Whanau Marama: New Zealand International Film Festival 2023

International festival favourites, homegrown standouts, cult classics in the making: they're all on this year's NZIFF lineup.
Sarah Ward
Published on July 19, 2023

Overview

Heaven for cinephiles is a big screen, a darkened theatre around it, and nothing but flickering pictures and echoing sound to capture your attention. Actually, it's that very combination over and over, complete with the latest and greatest movies whirring through the projector. In other words, it's exactly what Whānau Mārama: New Zealand International Film Festival unspools every year — and, Wellington movie buffs, your dreamy few weeks in a cinema runs from Thursday, July 27–Sunday, August 13 at picture palaces around the city.

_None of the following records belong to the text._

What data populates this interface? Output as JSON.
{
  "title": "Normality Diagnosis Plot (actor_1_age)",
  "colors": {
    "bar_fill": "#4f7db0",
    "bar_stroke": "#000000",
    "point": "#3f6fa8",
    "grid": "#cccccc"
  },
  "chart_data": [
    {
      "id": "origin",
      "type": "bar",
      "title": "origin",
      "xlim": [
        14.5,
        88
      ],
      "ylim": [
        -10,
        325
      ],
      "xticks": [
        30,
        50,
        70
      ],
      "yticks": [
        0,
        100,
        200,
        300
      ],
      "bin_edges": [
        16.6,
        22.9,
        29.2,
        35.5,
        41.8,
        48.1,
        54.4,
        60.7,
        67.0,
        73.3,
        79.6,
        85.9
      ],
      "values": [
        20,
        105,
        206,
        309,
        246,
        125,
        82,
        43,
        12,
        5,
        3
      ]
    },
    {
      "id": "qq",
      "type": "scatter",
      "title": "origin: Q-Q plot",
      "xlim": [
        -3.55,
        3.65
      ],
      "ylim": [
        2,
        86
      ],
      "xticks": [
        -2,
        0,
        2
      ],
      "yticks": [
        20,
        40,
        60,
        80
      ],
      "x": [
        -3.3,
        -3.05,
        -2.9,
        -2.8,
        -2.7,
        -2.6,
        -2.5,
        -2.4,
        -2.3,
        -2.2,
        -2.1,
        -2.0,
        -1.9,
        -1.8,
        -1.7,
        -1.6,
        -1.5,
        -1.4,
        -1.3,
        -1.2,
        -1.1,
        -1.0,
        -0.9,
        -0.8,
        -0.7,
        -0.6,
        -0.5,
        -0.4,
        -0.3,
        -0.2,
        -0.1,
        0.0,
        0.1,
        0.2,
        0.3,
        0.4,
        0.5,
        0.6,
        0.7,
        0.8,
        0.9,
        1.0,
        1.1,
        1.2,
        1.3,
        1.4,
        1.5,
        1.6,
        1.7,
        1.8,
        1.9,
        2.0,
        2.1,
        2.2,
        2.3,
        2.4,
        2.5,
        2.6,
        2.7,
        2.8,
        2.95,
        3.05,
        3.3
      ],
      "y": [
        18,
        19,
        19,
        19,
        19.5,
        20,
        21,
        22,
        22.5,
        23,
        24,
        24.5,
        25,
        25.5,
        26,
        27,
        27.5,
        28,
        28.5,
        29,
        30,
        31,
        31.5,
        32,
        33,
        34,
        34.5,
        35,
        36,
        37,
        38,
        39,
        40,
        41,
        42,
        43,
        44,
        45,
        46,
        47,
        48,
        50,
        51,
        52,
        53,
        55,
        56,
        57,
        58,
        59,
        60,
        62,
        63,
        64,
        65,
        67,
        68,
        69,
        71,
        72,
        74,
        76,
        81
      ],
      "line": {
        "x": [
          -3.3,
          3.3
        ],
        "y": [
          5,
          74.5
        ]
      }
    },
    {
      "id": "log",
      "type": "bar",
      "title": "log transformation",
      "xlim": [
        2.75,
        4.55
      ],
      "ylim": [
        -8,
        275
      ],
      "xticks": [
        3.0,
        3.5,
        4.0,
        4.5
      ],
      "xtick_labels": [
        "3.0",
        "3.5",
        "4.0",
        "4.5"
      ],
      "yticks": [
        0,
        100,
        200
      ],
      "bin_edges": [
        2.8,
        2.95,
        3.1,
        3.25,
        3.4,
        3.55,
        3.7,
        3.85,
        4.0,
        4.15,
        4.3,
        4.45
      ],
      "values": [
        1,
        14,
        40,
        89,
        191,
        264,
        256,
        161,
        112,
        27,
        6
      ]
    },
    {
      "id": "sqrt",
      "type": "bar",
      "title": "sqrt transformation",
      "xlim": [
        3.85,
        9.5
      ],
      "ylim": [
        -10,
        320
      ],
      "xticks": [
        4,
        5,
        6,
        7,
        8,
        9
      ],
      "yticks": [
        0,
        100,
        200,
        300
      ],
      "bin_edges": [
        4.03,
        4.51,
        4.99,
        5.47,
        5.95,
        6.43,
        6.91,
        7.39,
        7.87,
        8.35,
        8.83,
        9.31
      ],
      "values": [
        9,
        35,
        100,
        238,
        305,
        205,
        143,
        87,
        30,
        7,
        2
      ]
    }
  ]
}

Highlights include Celine Song's debut feature Past Lives, telling a bittersweet romance about two childhood friends (Russian Doll's Greta Lee and Decision to Leave's Teo Yoo) who briefly reunite after decades apart; Bad Behaviour, the feature directorial debut of actor-turned-filmmaker Alice Englert (You Won't Be Alone) starring Jennifer Connelly (Top Gun: Maverick); and Anatomy of a Fall, a drama about an author (Sandra Hüller, Toni Erdmann) accused of her husband's murder, which won French director Justine Triet (Sibyl) the French festival's top prize back in May.

Also flickering across Wellington's screens: Sydney Sweeney (Euphoria)-starring whistleblower docudrama Reality; Paul Mescal-led (and Australian-shot and opera-inspired) musical Carmen; Jafar Panahi's (Tehran Taxi) Venice Special Jury Prize-winner No Bears; and 2022 Venice International Film Festival Grand Jury Prize-recipient Saint Omer. There's also Certain Women's Kelly Reichardt reteaming with Michelle Williams again with Showing Up — plus Soda Jerk's first film since Terror Nullius, with Hello Dankness offering a chaotic yet cutting survey of US politics from 2016 onwards.

Other standouts include Passages, from Love Is Strange's Ira Sachs; Shin Ultraman, a kaiju flick springing from the creators of Shin Godzilla and Neon Genesis Evangelion; Australian drama The Survival of Kindness; the obviously film-loving I Like Movies; environmentalist tale How to Blow Up a Pipeline; and talk show-set horror Late Night with the Devil.

Lovers of docos The Staircase, Capturing the Friedmans, The Wolfpack, Hoop Dreams and The Square should instantly add Subject to their must-see list — it spends time with subjects from all five works, diving into what it means to be the focus of a film, plus the duty of care that documentarians owe the people in their frames. And, fans of movies about music can add Squaring the Circle (The Story of Hipgnosis), which hails from Control's Anton Corbijn and hones in on the titular photo-design company and its contribution to record cover art, to their NZIFF schedule.

The must-sees keep coming, with Cannes 2022 Best Actress winner Holy Spider; the stunning The Inspection, as based on filmmaker Elegance Bratton's true tale about being a gay Black man who joined the marines; documentary The Giants, about the life of Australian environmental activist Bob Brown; Aussie coming-of-age tales Of an Age and Sweet As; and Margaret Qualley (Stars at Noon) and Christopher Abbott (On the Count of Three) as a dominatrix and her submissive in Sanctuary.

Add in the Riley Keough (Daisy Jones & the Six) co-directed War Pony, the dive into the human body that is De Humani Corporis Fabrica, Ennio Morricone tribute Ennio and the also-celebratory My Name Is Alfred Hitchcock, and finding something to watch during the festival's Wellington run clearly isn't an issue.